Schon heute sind die meisten technisch gut ausgerüstet und die Anwendungen betreffen immer mehr Lebensbereiche. Wir müssen uns überlegen, wie wir damit umgehen wollen. Die Technisierung lässt die Zeit immer schneller vergehen. Es gibt Menschen, die nicht mehr mithalten können. Viele sind komplett überfordert. Burnout und Depression sind die Folgen.
Was macht Ihnen noch Sorgen?
Die Ansprüche, die jeder an sich hat, werden immer größer. Wir müssen nicht nur toll aussehen, wir wollen auch so viel wie möglich erreichen, wir arbeiten viel, wir wollen Vorzeigefamilie sein und einen großen Freundeskreis haben. Alles sollte immer perfekt sein. Die Schattenseite: Niemand hört mehr auf sich selber. Nicht nur Kinder kennen ihre Bedürfnisse nicht mehr und verlieren ihren Selbstwert, es geht Erwachsenen genauso. Durch den ständigen Drang nach Perfektion haben wir den Bezug zu uns selbst verloren. Wir sind uns selbst nicht mehr gut genug.
Was sollte man lernen?
Unangenehmes auszuhalten. Das schaffen zunehmend immer weniger Menschen. Das ist zumindest meine Beobachtung. Ist etwas unangenehm, muss es sofort durch etwas Angenehmes kompensiert werden. Doch beides sind nur Interpretationen unserer Gedanken.
Wie wäre es besser?
Anzuerkennen, dass es jetzt gerade in dem Moment unangenehm ist und ich daran aber nichts verändern muss. Es wäre besser, die Emotion oder das Gefühl genauer zu betrachten, alles erst mal mit Liebe und Geduld wahrzunehmen und nicht einfach sofort zu reagieren.

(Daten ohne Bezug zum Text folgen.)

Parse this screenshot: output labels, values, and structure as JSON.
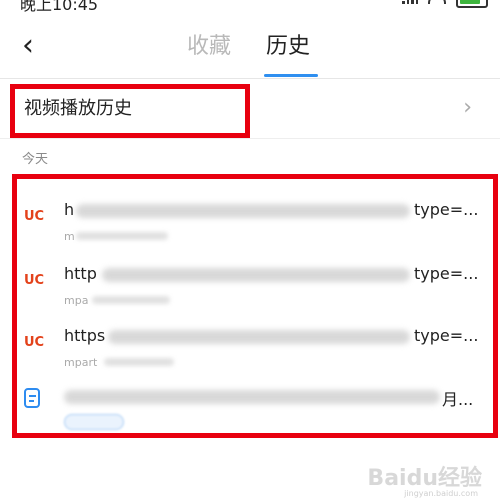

Dieser Artikel erschien in der Ursache\Wirkung №. 106: „Handbuch Achtsamkeit"
Klingt anstrengend …
Wir denken, dass wir in einer ständigen Dualität existieren, aber das Leben kennt keine Dualität. Es ist nicht gut oder schlecht. Es ist nicht richtig oder falsch.
Was schlagen Sie vor?
Achtsamkeit ist hilfreich, ich nenne sie auch oft Herzsamkeit. Die Achtsamkeit kann als tägliche Hygiene für den Geist gesehen werden, eine wahrnehmende Hygiene. Wir sollten versuchen, aus der Dualität des Denkens auszusteigen, sollten nicht ständig urteilen, bewerten, ob etwas positiv oder negativ ist. Wir sollten überhaupt aufhören, in solchen Kategorien zu denken, weil sie unzufrieden machen. Wenn Unzufriedenheit ein Dauerzustand ist, dann ist nichts, wie es sein sollte. Vielmehr sollte man im Moment leben.